The Minimum Rectangles to Cover Points problem provides a list of 2D points and a fixed rectangle width W. You need to place axis-aligned rectangles of width W (and any height) to cover all points, minimizing the number of rectangles used. Rectangles can be placed anywhere, but each must cover points within a horizontal span of W. This Minimum Rectangles to Cover Points interview question is a greedy interval-covering problem.
Microsoft asks this to evaluate greedy strategy design for geometric coverage problems. The ability to simplify a 2D placement problem by focusing on one dimension (x-coordinates) while the other is unconstrained (y-coordinate) shows strong problem decomposition. The array, sorting, and greedy interview pattern applies elegantly here.
The key insight is that y-coordinates are irrelevant — since rectangles have unlimited height, a single rectangle can cover all points sharing a similar x-range. Sort all points by x-coordinate. Greedily place a rectangle starting at the leftmost uncovered point, extending it W units to the right, covering all points within [x, x + W]. Then move to the next uncovered point and repeat. Count total rectangles placed.
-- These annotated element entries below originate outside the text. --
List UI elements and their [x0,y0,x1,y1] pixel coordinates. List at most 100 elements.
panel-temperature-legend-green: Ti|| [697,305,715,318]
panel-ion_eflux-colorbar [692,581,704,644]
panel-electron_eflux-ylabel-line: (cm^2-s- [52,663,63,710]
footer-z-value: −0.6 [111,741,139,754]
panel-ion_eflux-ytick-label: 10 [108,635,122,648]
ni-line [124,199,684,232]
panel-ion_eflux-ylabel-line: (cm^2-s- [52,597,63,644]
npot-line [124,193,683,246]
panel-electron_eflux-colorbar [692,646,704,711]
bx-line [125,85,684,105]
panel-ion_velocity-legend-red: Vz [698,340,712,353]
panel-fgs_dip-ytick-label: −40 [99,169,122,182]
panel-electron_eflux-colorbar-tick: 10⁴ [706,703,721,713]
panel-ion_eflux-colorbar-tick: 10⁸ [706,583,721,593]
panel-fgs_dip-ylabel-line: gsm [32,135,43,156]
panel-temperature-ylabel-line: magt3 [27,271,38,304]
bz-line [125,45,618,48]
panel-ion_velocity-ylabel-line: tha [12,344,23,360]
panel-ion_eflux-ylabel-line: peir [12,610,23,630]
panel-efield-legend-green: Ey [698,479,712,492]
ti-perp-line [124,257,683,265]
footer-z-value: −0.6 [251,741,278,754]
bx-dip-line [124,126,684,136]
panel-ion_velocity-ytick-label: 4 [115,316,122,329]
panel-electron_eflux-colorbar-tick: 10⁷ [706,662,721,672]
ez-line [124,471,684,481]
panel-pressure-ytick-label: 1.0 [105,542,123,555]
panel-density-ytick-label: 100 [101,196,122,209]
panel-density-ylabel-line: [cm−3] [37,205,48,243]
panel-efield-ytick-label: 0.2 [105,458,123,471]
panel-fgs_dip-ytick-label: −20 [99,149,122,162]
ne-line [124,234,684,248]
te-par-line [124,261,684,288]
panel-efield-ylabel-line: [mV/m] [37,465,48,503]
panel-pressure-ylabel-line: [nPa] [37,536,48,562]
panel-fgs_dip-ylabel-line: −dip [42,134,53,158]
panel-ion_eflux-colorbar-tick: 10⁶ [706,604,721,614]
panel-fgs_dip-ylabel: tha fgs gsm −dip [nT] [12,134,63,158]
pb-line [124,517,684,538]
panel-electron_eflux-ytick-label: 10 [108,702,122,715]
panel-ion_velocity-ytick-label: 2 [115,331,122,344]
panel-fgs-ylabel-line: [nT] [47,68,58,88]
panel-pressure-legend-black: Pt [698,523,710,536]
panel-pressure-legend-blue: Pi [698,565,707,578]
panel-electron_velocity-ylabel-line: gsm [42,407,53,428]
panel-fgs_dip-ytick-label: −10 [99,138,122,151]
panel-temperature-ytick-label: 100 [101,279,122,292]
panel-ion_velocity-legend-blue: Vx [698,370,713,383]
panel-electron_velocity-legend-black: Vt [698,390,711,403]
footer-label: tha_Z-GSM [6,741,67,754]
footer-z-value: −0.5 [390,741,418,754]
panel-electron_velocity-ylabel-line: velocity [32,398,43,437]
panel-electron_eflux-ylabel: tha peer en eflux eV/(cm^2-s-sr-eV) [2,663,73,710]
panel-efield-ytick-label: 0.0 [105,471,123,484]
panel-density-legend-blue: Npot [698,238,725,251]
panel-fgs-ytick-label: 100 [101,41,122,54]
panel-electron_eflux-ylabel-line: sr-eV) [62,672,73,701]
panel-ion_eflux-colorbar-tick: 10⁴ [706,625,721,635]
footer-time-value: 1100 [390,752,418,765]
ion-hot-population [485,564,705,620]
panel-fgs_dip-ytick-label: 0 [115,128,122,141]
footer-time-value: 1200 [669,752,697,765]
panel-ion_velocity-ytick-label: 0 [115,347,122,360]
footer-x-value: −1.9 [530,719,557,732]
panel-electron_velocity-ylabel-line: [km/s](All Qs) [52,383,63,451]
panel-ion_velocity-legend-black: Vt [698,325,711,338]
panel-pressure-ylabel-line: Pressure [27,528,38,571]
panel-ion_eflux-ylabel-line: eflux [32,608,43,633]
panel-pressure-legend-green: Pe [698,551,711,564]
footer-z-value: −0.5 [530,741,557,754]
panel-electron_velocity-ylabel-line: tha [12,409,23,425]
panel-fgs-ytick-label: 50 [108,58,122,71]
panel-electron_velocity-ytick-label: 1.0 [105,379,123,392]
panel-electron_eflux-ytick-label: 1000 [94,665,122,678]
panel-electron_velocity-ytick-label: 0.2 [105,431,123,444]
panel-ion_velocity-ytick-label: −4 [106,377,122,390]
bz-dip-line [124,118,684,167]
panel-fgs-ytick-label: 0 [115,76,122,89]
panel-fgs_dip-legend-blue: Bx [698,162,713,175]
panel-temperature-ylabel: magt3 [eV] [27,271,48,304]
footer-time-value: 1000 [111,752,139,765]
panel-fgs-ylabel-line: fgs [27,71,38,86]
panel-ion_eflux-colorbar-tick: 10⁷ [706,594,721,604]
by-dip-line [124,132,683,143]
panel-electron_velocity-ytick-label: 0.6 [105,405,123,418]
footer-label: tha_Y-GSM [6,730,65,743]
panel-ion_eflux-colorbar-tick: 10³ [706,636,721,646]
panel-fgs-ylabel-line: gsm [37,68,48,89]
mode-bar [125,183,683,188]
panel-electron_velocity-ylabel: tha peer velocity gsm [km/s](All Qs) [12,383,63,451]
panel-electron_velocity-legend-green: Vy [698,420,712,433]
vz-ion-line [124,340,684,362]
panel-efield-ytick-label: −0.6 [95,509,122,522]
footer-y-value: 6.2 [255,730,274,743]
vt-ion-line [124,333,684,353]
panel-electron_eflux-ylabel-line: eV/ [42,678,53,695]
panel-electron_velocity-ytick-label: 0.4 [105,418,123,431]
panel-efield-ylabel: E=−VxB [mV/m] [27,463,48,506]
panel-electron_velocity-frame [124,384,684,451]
Points: [(1,2), (3,5), (6,1), (8,3), (10,4)], W = 4.
When a 2D geometry problem has unconstrained movement in one axis, always look to reduce it to a 1D problem. Sorting by the constrained dimension and applying a greedy sweep is a powerful pattern that appears in interval scheduling, painting, and coverage problems. Practice by solving interval covering and merging problems — they build the same intuition needed for Minimum Rectangles to Cover Points.